On Fri, Apr 12, 2024 at 3:53 AM Ryan Roberts <ryan.roberts@xxxxxxx> wrote:
>
> On 09/04/2024 09:26, Barry Song wrote:
> > From: Barry Song <v-songbaohua@xxxxxxxx>
> >
> > Currently, we are handling the scenario where we've hit a
> > large folio in the swapcache, and the reclaiming process
> > for this large folio is still ongoing.
> >
> > Signed-off-by: Barry Song <v-songbaohua@xxxxxxxx>
> > ---
> > include/linux/huge_mm.h | 1 +
> > mm/huge_memory.c | 2 ++
> > mm/memory.c | 1 +
> > 3 files changed, 4 insertions(+)
> >
> > diff --git a/include/linux/huge_mm.h b/include/linux/huge_mm.h
> > index c8256af83e33..b67294d5814f 100644
> > --- a/include/linux/huge_mm.h
> > +++ b/include/linux/huge_mm.h
> > @@ -269,6 +269,7 @@ enum mthp_stat_item {
> > MTHP_STAT_ANON_ALLOC_FALLBACK,
> > MTHP_STAT_ANON_SWPOUT,
> > MTHP_STAT_ANON_SWPOUT_FALLBACK,
> > + MTHP_STAT_ANON_SWPIN_REFAULT,
>
> I don't see any equivalent counter for small folios. Is there an analogue?

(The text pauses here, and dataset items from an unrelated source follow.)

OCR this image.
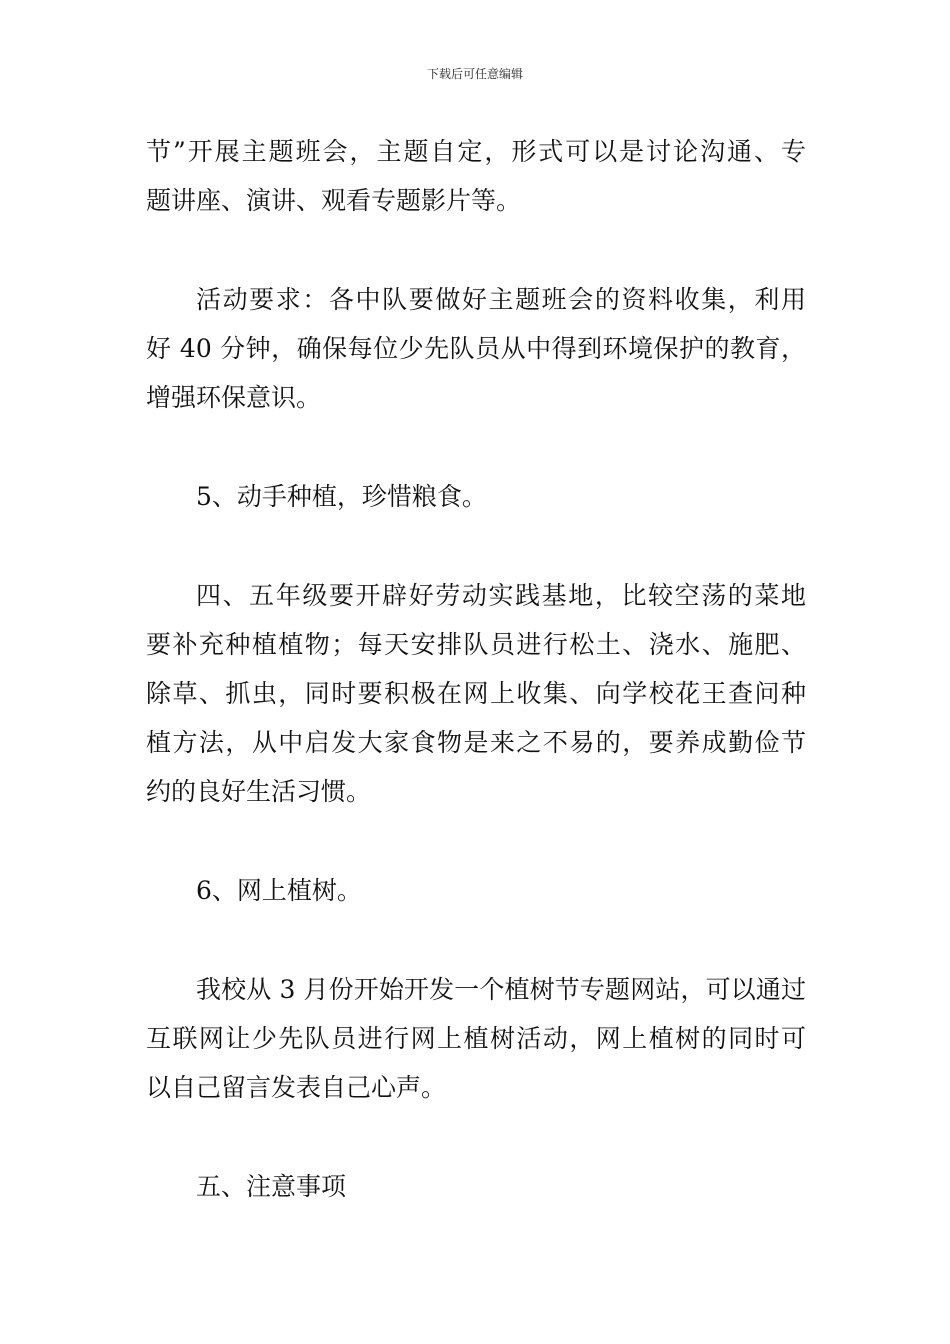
下载后可任意编辑

节”开展主题班会，主题自定，形式可以是讨论沟通、专
题讲座、演讲、观看专题影片等。

活动要求：各中队要做好主题班会的资料收集，利用
好 40 分钟，确保每位少先队员从中得到环境保护的教育，
增强环保意识。

5、动手种植，珍惜粮食。

四、五年级要开辟好劳动实践基地，比较空荡的菜地
要补充种植植物；每天安排队员进行松土、浇水、施肥、
除草、抓虫，同时要积极在网上收集、向学校花王查问种
植方法，从中启发大家食物是来之不易的，要养成勤俭节
约的良好生活习惯。

6、网上植树。

我校从 3 月份开始开发一个植树节专题网站，可以通过
互联网让少先队员进行网上植树活动，网上植树的同时可
以自己留言发表自己心声。

五、注意事项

Indeed, we don't count refaults for small folios, as their refault
mechanism is much
simpler compared to large folios. Implementing this counter can enhance the
system's visibility to users.

Personally, having this counter and observing a non-zero value greatly enhances
my confidence when debugging this refault series. Otherwise, it feels like being
blind to what's happening inside the system :-)

>
> > __MTHP_STAT_COUNT
> > };
> >
> > diff --git a/mm/huge_memory.c b/mm/huge_memory.c
> > index d8d2ed80b0bf..fb95345b0bde 100644
> > --- a/mm/huge_memory.c
> > +++ b/mm/huge_memory.c
> > @@ -556,12 +556,14 @@ DEFINE_MTHP_STAT_ATTR(anon_alloc, MTHP_STAT_ANON_ALLOC);
> > DEFINE_MTHP_STAT_ATTR(anon_alloc_fallback, MTHP_STAT_ANON_ALLOC_FALLBACK);
> > DEFINE_MTHP_STAT_ATTR(anon_swpout, MTHP_STAT_ANON_SWPOUT);
> > DEFINE_MTHP_STAT_ATTR(anon_swpout_fallback, MTHP_STAT_ANON_SWPOUT_FALLBACK);
> > +DEFINE_MTHP_STAT_ATTR(anon_swpin_refault, MTHP_STAT_ANON_SWPIN_REFAULT);
> >
> > static struct attribute *stats_attrs[] = {
> > &anon_alloc_attr.attr,
> > &anon_alloc_fallback_attr.attr,
> > &anon_swpout_attr.attr,
> > &anon_swpout_fallback_attr.attr,
> > + &anon_swpin_refault_attr.attr,
> > NULL,
> > };
> >
> > diff --git a/mm/memory.c b/mm/memory.c
> > index 9818dc1893c8..acc023795a4d 100644
> > --- a/mm/memory.c
> > +++ b/mm/memory.c
> > @@ -4167,6 +4167,7 @@ vm_fault_t do_swap_page(struct vm_fault *vmf)
> > nr_pages = nr;
> > entry = folio->swap;
> > page = &folio->page;
> > + count_mthp_stat(folio_order(folio), MTHP_STAT_ANON_SWPIN_REFAULT);
>
> I don't think this is the point of no return yet? There's the pte_same() check
> immediately below (although I've suggested that needs to be moved to earlier),
> but also the folio_test_uptodate() check. Perhaps this should go after that?
>

swap_pte_batch() == nr_pages should have passed the test for pte_same.
folio_test_uptodate(folio)) should be also unlikely to be true as we are
not reading from swap devices for refault case.

but i agree we can move all the refault handling after those two "goto
out_nomap".

> > }
> >
> > check_pte:
>

Thanks
Barry